Hierarchical RNNs for Waveform-Level Speech Synthesis
Qingyun Dou,Moquan Wan,Gilles Degottex,Zhiyi Ma,Mark J. F. Gales
DOI: https://doi.org/10.1109/slt.2018.8639588
2018-01-01
Abstract:Speech synthesis technology has a wide range of applications such as voice assistants. In recent years waveform-level synthesis systems have achieved state-of-the-art performance, as they overcome the limitations of vocoder-based synthesis systems. A range of waveform-level synthesis systems have been proposed; this paper investigates the performance of hierarchical Recurrent Neural Networks (RNNs) for speech synthesis. First, the form of network conditioning is discussed, comparing linguistic features and vocoder features from a vocoder-based synthesis system.
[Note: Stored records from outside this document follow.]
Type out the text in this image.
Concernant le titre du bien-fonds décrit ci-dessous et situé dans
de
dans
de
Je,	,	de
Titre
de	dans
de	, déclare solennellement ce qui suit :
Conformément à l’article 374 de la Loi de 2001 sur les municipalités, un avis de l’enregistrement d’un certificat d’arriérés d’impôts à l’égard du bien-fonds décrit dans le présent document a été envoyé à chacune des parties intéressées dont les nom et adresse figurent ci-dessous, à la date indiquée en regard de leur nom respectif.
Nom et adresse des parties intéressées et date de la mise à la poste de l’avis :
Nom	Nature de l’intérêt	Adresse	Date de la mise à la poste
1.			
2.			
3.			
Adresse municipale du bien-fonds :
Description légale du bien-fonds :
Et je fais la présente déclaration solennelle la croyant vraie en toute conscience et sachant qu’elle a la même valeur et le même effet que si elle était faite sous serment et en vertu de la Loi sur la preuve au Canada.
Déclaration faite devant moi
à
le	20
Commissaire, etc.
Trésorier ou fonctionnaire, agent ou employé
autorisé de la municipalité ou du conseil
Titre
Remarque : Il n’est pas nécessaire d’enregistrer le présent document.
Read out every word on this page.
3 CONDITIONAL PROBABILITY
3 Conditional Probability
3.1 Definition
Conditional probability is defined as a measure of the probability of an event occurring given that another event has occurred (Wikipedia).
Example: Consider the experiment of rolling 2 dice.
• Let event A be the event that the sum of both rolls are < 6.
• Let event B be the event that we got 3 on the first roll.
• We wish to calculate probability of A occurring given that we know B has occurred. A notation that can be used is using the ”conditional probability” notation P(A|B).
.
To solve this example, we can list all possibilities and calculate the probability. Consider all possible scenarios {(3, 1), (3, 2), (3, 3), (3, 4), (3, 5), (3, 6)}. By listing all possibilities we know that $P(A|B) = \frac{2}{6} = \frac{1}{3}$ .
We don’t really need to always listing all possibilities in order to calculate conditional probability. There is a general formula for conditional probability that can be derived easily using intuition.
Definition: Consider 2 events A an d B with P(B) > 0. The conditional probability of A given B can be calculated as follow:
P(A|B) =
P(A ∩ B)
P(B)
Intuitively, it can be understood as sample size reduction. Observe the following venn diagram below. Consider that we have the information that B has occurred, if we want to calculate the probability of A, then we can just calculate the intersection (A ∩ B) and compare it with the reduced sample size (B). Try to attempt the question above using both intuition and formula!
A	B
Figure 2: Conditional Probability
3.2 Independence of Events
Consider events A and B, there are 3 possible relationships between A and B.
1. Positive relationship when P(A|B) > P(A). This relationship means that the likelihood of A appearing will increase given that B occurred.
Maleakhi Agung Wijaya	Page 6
It is found that compared with linguistic features, conditioning on vocoder features requires less data and modeling power, and yields better performance when there is limited data. By conditioning the hierarchical RNN on vocoder features, this paper develops a neural vocoder, which is capable of high quality synthesis when there is sufficient data. Furthermore, this neural vocoder is flexible, as conceptually it can map any sequence of vocoder features to speech, enabling efficient synthesizer porting to a target speaker. Subjective listening tests demonstrate that the neural vocoder outperforms a high quality baseline, and that it can change its voice to a very different speaker, given less than 15 minutes of data for fine tuning.